The time has come to tell Premier Gordon Campbell "we told you so." Yes, the provincial Liberal leader did a flip-flop when he announced his government would engage in deficit spending. But this now commonplace observation misses an important point. Premier Campbell has a long record of reversal - his recent conversion to deficit spending is just the most recent example. And the pattern of behavior surrounding these reversals raises disturbing questions about his leadership.

Too often, he has taken dogmatic positions - castigating anyone who holds an opposing view, including those who may have a better understanding of the issue. Then, when circumstances demand he capitulate and adopt another opinion, he embraces it with the zeal of a "reformed sinner."

So it is with his latest conversion. Premier Campbell wasn't just dead set against deficit spending. He reinforced that position with the Balanced Budget and Ministerial Accountability Act - designed to "outlaw" deficits.
 
At the time, those who knew better were annoyed by his inability to appreciate that budgets are an instrument of public policy not its end.

Yet, everyone in his caucus and among his senior staff in government would automatically defer to him - "Napoleon is always right."
 
Fine. But a price is also paid for such uncritical deference to someone who does not systematically understand government instruments.

Allan Warnke, a Malaspina University-College political science professor, served as the provincial Liberal MLA for Richmond-Steveston between 1991 and 1996.

Yet, as long as no one calls him on his inadequacies, the premier can continue to exercise poor judgment and gets away with it.
 
So now, another lesson has been learned the hard way.

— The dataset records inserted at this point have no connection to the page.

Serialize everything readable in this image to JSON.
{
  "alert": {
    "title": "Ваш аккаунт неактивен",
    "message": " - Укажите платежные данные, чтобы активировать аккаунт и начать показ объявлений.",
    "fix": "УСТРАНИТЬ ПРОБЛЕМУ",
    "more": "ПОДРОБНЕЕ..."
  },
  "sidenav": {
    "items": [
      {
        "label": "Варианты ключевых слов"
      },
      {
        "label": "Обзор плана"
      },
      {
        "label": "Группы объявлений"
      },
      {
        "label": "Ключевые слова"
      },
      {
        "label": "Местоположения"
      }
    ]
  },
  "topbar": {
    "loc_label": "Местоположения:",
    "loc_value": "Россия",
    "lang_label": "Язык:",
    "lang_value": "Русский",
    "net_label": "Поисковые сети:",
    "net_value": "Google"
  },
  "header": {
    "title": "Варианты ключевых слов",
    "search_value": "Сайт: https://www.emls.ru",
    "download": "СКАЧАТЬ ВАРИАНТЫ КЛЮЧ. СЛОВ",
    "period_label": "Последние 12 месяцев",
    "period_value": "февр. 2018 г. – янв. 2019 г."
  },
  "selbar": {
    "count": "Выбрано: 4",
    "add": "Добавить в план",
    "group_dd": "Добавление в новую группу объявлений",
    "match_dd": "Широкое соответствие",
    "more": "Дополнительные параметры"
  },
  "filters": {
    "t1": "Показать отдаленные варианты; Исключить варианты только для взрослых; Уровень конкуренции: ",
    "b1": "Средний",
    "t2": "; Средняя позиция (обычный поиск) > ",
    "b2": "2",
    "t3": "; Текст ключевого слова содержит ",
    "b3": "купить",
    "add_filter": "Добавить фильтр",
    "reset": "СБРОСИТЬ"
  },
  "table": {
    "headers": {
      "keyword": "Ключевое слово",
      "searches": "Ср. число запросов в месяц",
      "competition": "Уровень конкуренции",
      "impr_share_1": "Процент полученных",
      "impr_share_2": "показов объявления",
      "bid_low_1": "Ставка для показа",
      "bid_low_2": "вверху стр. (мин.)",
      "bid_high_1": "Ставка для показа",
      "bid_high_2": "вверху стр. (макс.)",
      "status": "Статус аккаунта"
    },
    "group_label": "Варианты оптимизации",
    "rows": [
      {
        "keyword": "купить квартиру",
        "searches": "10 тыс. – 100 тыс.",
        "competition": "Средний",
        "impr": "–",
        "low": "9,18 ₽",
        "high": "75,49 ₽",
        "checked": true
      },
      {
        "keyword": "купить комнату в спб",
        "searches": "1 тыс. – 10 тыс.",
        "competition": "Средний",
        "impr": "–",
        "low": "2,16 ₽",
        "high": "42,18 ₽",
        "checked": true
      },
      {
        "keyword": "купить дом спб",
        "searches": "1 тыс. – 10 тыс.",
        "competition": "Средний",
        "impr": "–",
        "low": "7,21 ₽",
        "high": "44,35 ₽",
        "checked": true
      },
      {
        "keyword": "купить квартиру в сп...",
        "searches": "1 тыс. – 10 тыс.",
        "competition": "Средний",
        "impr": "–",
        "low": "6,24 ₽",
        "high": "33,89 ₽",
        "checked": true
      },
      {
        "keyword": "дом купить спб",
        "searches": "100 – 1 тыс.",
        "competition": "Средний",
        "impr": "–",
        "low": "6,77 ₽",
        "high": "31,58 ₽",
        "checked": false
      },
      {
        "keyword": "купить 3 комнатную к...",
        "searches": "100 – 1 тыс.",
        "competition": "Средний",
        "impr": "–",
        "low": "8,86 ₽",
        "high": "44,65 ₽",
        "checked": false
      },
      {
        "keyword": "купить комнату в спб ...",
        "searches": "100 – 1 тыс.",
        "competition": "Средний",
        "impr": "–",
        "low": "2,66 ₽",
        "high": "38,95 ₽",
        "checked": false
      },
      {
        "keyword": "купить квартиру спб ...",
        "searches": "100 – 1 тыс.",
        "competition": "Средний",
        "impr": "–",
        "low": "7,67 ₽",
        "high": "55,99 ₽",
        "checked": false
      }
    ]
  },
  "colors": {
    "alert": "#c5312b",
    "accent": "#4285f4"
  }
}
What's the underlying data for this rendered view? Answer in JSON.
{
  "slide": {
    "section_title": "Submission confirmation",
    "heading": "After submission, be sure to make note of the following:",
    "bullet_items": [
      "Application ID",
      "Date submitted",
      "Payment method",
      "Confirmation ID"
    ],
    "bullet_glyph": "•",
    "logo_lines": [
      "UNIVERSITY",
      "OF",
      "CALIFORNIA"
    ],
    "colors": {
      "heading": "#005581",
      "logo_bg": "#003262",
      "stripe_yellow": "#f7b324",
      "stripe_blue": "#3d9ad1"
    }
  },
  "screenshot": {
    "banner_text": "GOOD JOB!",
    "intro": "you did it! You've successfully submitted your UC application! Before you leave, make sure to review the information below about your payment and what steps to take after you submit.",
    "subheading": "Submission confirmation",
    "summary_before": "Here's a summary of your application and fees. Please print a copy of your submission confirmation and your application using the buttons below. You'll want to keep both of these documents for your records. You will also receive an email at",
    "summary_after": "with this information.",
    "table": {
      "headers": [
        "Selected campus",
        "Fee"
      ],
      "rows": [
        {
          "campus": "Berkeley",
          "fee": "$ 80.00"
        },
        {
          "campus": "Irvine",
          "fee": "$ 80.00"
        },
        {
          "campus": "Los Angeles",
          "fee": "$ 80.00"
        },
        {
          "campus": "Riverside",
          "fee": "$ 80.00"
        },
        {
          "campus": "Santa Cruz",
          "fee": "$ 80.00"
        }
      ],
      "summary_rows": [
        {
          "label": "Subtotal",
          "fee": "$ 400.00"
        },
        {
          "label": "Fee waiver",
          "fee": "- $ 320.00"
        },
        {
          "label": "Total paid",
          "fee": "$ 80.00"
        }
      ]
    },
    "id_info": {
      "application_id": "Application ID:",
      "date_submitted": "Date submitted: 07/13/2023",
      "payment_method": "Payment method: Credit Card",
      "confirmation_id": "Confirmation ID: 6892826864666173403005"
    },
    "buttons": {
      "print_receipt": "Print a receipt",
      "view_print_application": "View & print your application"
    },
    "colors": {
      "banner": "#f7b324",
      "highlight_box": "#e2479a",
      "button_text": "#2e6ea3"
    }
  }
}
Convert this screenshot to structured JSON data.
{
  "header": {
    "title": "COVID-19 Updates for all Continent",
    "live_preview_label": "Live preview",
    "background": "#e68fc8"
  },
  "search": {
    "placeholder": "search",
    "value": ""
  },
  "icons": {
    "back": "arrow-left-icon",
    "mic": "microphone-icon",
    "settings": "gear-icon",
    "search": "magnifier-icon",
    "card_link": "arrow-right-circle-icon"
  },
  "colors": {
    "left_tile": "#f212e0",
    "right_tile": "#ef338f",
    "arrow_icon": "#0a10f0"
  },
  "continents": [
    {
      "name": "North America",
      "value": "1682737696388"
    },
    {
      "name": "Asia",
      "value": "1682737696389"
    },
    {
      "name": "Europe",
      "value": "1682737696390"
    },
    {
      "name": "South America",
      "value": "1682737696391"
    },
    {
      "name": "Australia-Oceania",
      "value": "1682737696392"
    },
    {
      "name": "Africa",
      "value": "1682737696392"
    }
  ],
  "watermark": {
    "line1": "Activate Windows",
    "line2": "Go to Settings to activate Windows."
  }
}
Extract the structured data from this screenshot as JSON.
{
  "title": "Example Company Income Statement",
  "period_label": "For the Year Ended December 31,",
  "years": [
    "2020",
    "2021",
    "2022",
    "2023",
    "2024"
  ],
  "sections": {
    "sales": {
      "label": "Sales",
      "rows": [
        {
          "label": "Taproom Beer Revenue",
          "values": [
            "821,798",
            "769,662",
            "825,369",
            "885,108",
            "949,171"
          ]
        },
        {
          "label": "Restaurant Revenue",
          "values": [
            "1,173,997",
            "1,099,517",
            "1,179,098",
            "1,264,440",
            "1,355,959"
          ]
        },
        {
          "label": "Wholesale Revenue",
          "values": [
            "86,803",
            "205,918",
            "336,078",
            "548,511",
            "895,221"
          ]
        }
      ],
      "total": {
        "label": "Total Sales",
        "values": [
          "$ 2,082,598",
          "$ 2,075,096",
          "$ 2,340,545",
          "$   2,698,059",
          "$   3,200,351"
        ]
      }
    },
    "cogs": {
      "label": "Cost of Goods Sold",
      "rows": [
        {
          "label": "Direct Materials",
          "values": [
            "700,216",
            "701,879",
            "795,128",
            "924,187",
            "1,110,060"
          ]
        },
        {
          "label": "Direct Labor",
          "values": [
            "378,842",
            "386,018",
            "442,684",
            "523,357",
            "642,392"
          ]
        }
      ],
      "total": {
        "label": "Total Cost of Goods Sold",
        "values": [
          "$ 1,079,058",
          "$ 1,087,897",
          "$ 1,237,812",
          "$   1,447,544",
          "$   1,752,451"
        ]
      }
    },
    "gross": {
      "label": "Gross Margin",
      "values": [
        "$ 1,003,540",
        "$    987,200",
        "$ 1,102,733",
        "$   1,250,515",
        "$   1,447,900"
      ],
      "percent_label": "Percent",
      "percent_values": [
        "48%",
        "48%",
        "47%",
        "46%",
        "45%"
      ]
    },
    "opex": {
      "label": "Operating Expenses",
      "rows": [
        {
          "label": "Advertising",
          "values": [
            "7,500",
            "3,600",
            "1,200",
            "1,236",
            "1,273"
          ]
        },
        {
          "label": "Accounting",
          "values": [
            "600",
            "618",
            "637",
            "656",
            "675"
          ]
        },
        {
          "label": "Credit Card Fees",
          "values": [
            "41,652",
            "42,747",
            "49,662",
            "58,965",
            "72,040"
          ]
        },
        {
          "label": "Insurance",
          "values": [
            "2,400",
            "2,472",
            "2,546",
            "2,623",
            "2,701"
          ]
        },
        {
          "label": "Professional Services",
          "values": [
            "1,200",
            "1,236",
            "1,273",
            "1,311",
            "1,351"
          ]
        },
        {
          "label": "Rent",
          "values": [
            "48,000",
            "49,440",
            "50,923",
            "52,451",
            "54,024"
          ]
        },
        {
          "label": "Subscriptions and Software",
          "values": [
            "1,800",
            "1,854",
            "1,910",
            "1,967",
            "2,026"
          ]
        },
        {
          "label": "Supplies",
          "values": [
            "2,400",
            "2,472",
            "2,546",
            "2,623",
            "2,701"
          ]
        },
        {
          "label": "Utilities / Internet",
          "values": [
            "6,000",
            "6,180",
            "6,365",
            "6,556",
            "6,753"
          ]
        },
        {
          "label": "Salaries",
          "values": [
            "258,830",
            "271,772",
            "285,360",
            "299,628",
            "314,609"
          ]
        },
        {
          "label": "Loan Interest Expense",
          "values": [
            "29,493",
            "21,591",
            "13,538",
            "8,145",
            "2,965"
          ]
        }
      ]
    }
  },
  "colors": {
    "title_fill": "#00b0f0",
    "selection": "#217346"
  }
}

And Premier Campbell must now rescind his own legislation.

It has now become apparent the premier has some difficulty understanding government - aside from its prestige. The only question remaining is how long the public is willing to tolerate this situation.
The answer will emerge only in three months.

1 Comment

Well said.

The problem for me is not that the Premier is now flip-flopping, but that the original "balanced budget" act was driven by utter naivete, hubris, and probably a good dose of political opportunism, not by any common sense understanding of how to "manage" government or an economy in a complex, ever-changing globalized context.

The Premier's fiscal policies of the last 8 years - including massive "stimulus" spending on capital projects in the context of a global economic party that would have boosted the province's economy all on its own - over-hyped BC's real estate bubble and will likely make the coming hangover all the worse for many British Columbians.

The balanced budget act also seriously skewed government spending priorities: in order to keep the debt off the books, Campbell was forced to starve key government programs to maintain the appearance of fiscal responsibility, all the while shovelling our tax dollars off the back of the capital budget train, with the result that our Provincial debt is now way higher than ever.

And the starved programs included the very social programs that could have boosted individual resiliency and made British Columbians more able to cope with what lies ahead - as opposed to, say, entering a recession with the worst child poverty rate in Canada.